Фото Марины Ивановой
— После «Щелкунчика» в соцсетях театра появился комментарий: «Спасибо за шикарный спектакль! Всё понравилось, только вопрос — почему “торт-пирог” играл загримированный мужчина с ярким макияжем? Завуалированная пропаганда ЛГБТ*». Как вам кажется сегодня, вся эта история в контексте отношения к искусству — это просто разовые какие-то недопонимания про то, что на сцене мужчина в трико и раскрашен? Или всё-таки люди, которые привыкли к высокому искусству, будут спокойно ко всему относиться?
[Как пояснили в комментариях высоко культурные подписчики, речь идёт о матушке Жигонь — персонаже французского театра марионеток, который обычно изображается с кучей ребятишек, вылезающих из-под её юбок.

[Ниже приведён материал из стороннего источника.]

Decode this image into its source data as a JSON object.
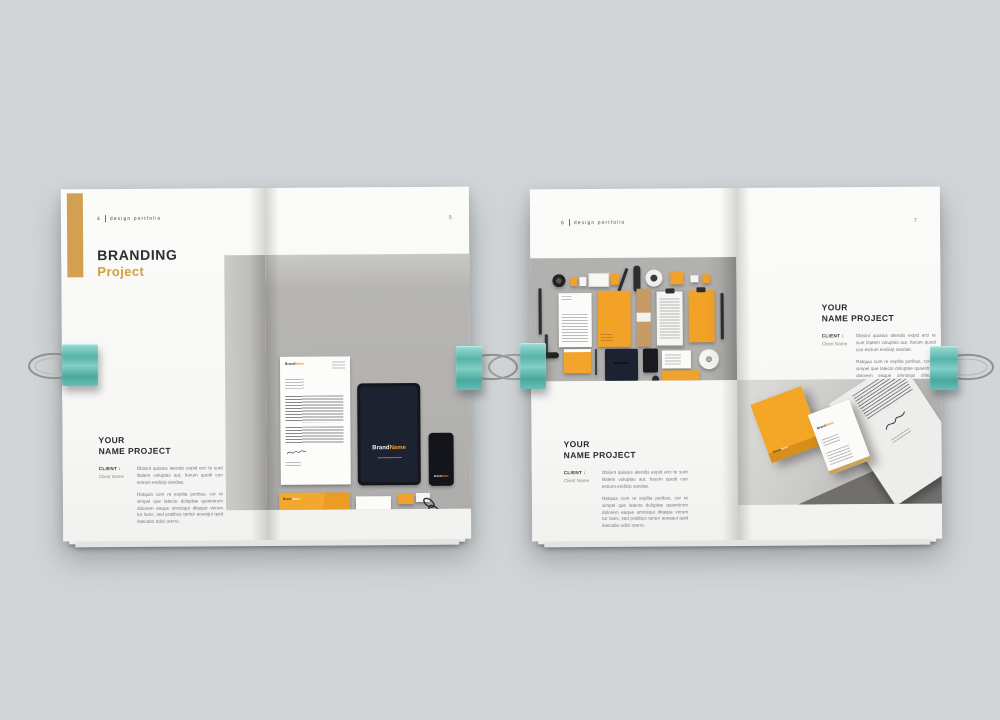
{
  "brand": {
    "part1": "Brand",
    "part2": "Name",
    "full": "BrandName"
  },
  "header": {
    "label": "design portfolio"
  },
  "left_spread": {
    "left_page": {
      "number": "4",
      "title_line1": "BRANDING",
      "title_line2": "Project"
    },
    "right_page": {
      "number": "5"
    }
  },
  "right_spread": {
    "left_page": {
      "number": "6"
    },
    "right_page": {
      "number": "7"
    }
  },
  "project_block": {
    "heading_line1": "YOUR",
    "heading_line2": "NAME PROJECT",
    "client_label": "CLIENT :",
    "client_name": "Client Name",
    "paragraph1": "Obisint quiatus atendis expid erci te sunt litatem voluptas aut, harum quodi con estrum endicip sandae.",
    "paragraph2": "Ratquia cum re explita poribus, cor re simpel que latecto doluptae quaestrum dolorem eaque omnisqui ditaque verum tur lanis, sed pratibus tantur aceaqui quid itaecabo odici orerro."
  },
  "colors": {
    "background": "#d1d5d7",
    "accent_orange": "#f0a22c",
    "accent_gold": "#d2a050",
    "clip_teal": "#74c7bf",
    "device_navy": "#1d2230"
  }
}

Соответственно в балете нужно выйти на сцену в юбке на металлическом каркасе, под которым могли бы прятаться несколько детей. Балеринам такой груз просто не по силам — прим. ред.].— Вы знаете, об этом модно говорить, потому что модно. Не потому, что они, люди, так считают, а потому что становится модно об этом говорить. Вероятнее всего, вот эти люди, которые начинают обращать внимание на какие-то вещи и об этом говорят явно, это те люди, которые просто повелись на моду, о которой начали говорить широко.
Мне кажется, что это со временем пройдёт. И они даже через какое-то время перестанут видеть то, что они увидели здесь и сейчас, но при этом здесь и сейчас не было заложено той мыслью, которую они увидели. Считаю, что это просто тренд общества и об этом сейчас просто модно говорить.
Опять же, не сужусь брать и судить эти тренды. Да, это стало необходимостью. Наверное, я многих вещей не видел или не хотел замечать, которые были в обществе. Не является нормой показывать и говорить о каких-то вещах в открытую. Мне так кажется. Я же не навязываю свою точку зрения отношения к религии, не навязываю своё внутреннее ощущение и предпочтение каким-то вещам. Об этом никто не знает, потому что я об этом не говорю, потому что мне есть, о чём говорить.
Стоит ли об этом говорить? Я не знаю. Мне кажется, что здесь мы должны в обществе научиться видеть в хорошем действительно хорошее, а не то, что хотим увидеть.
Фото Марины Ивановой
— На днях ехал мимо театра и в модном экране на здании увидел афишу детского балета «Чиполлино». Как известно, это же вообще классика революционизма какого-то, восстание пролетариата против правящих классов. Но против Чиполлино никто не выступает, хотя там показывается серьёзное народное восстание.
— Согласен. Абсолютно согласен.
— Почему же люди в интернете не требуют запретить Чиполлино?
— Подозреваю, что об этом сейчас не модно говорить. Вероятнее всего, если бы тренд пошёл на то, что действительно Чиполлино является революционным, наверное, обратили бы внимание. Но всё же, хорошее увидеть в хорошем — это общая задача.
Я, правда, сам не обращал внимание на «торт-пирог», пока этот комментарий не увидел. Потом там кто-то ответил на него — «Что у вас в голове?». Думаю, хороший ответ, который уже не хочется чем-то дополнять.
*организация, признанная в России экстремистской.